“You spent HOW MUCH on bungee cording!” There was a sentence I never imagined saying.
It all started when I saw photos of stuffed animal ‘zoos’ on Pinterest. The idea was to make a wooden cage for the zillions of stupid stuffed animals your children won’t let you throw out (but never play with, of course). You use bungee cords to make the ‘bars’ of the cage so it’s easy to cram more of those fuzzy, falling-apart dust-collectors in there.
I was planning to build two of them myself — one for each of our children’s rooms — but my handy husband was intrigued by the idea and decided he’d do it. I told him to go for it, and patiently answered texts while he sent me pictures of different bungee cord colours from the hardware store.
After I picked the pretty yellow bungee and he brought it home, I discovered he’d actually just bought a lot of non-stretchy rope. He went back and returned later with actual bungee cording, but it wasn’t nearly as pretty.
Please excuse the lack of ‘progress’ photos this week, dear readers, as my husband built the cage without me realizing he was out in his Woodshop of Solitude in the backyard.
He is not a man of many words, but he says he cut two squares of plywood, built a small lip around each, and connected them with four wooden legs. I suspect the most fun part was drilling so many holes for stringing the bungee cording.
He held it up proudly and I admired his nice work. But then I realized … wait a second …
“Did you use ALL of the bungee cord on this one cage?”
He nodded sheepishly. Forty-four dollars! On bungee cording! For one cage! Well, that settled it — both kids would be sharing the one “zoo,” ’cause we weren’t spending another $44 on bungee cording.
I sanded and painted the zoo the next day, and bit my tongue when I realized I had to stretch each “bar” away from the wood in order to paint around the knots. If you tackle this project yourself, make sure to paint the wood before your husband ties a million ropes into a million knots. Seriously.
It just took one coat of paint, luckily (Fusion Mineral Paint in “Fort York Red”) and then I roughed up the edges with a bit of sandpaper to distress it. I almost stopped there, but then decided to run out to buy white wooden letters that spell “OUR ZOO” and tacked them on with finishing nails.

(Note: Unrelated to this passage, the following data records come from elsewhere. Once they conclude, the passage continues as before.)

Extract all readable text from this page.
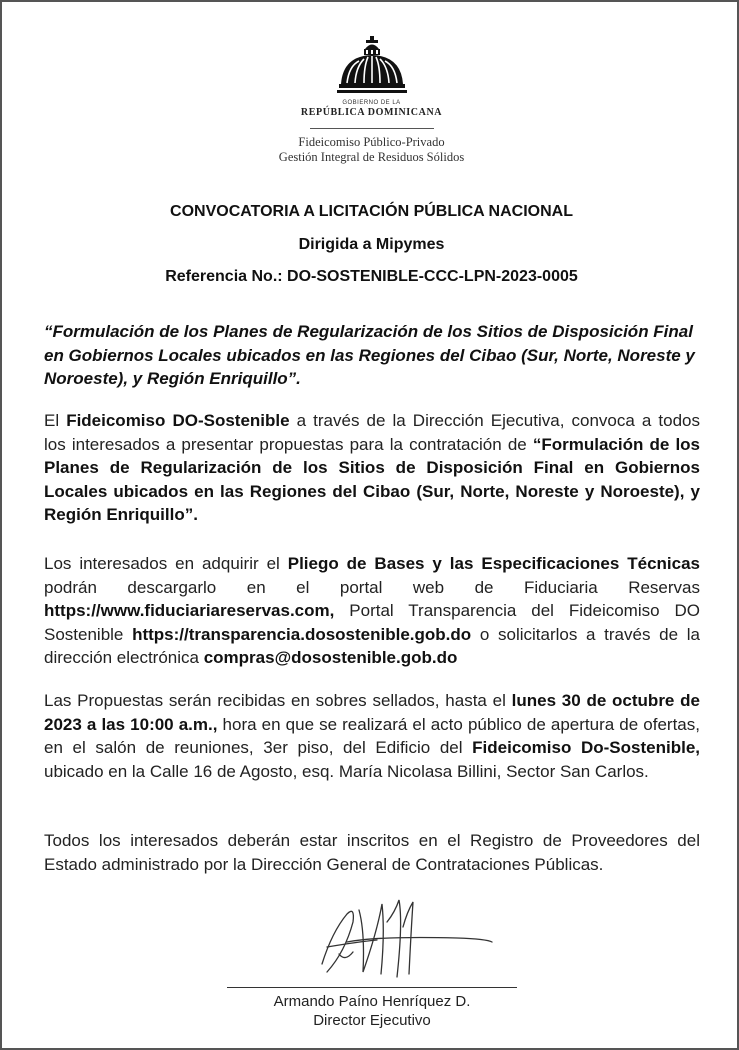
GOBIERNO DE LA
REPÚBLICA DOMINICANA
Fideicomiso Público-Privado
Gestión Integral de Residuos Sólidos
CONVOCATORIA A LICITACIÓN PÚBLICA NACIONAL
Dirigida a Mipymes
Referencia No.: DO-SOSTENIBLE-CCC-LPN-2023-0005
“Formulación de los Planes de Regularización de los Sitios de Disposición Final en Gobiernos Locales ubicados en las Regiones del Cibao (Sur, Norte, Noreste y Noroeste), y Región Enriquillo”.
El Fideicomiso DO-Sostenible a través de la Dirección Ejecutiva, convoca a todos los interesados a presentar propuestas para la contratación de “Formulación de los Planes de Regularización de los Sitios de Disposición Final en Gobiernos Locales ubicados en las Regiones del Cibao (Sur, Norte, Noreste y Noroeste), y Región Enriquillo”.
Los interesados en adquirir el Pliego de Bases y las Especificaciones Técnicas podrán descargarlo en el portal web de Fiduciaria Reservas https://www.fiduciariareservas.com, Portal Transparencia del Fideicomiso DO Sostenible https://transparencia.dosostenible.gob.do o solicitarlos a través de la dirección electrónica compras@dosostenible.gob.do
Las Propuestas serán recibidas en sobres sellados, hasta el lunes 30 de octubre de 2023 a las 10:00 a.m., hora en que se realizará el acto público de apertura de ofertas, en el salón de reuniones, 3er piso, del Edificio del Fideicomiso Do-Sostenible, ubicado en la Calle 16 de Agosto, esq. María Nicolasa Billini, Sector San Carlos.
Todos los interesados deberán estar inscritos en el Registro de Proveedores del Estado administrado por la Dirección General de Contrataciones Públicas.
Armando Paíno Henríquez D.
Director Ejecutivo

Then it was time to bring in the free labour (i.e. kids) to load it up with stuffies. SO. MANY. STUFFIES. It fit EVERY stuffed animal we have and there’s still plenty of room. When the kids want to play with one, they just stretch the bars apart and release their little buddy.
I’m still not a fan of stuffed animals — give me a Barbie or LEGO set any day. But this project did get the stuffies off the floor (and out of the beds, where they were crushed and sat on and rarely hugged). Plus, they do look much cuter in there than they did anywhere else.
My son got the idea to replace his nightstand with the zoo, which was totally brilliant. (And it means I get to repurpose the nightstand for another room, hmmmm.)
So if you have to have stuffed animals lying around, this is certainly the nicest way to keep them. And by “nicest,” of course, I mean “least ugly” and “most space-saving.”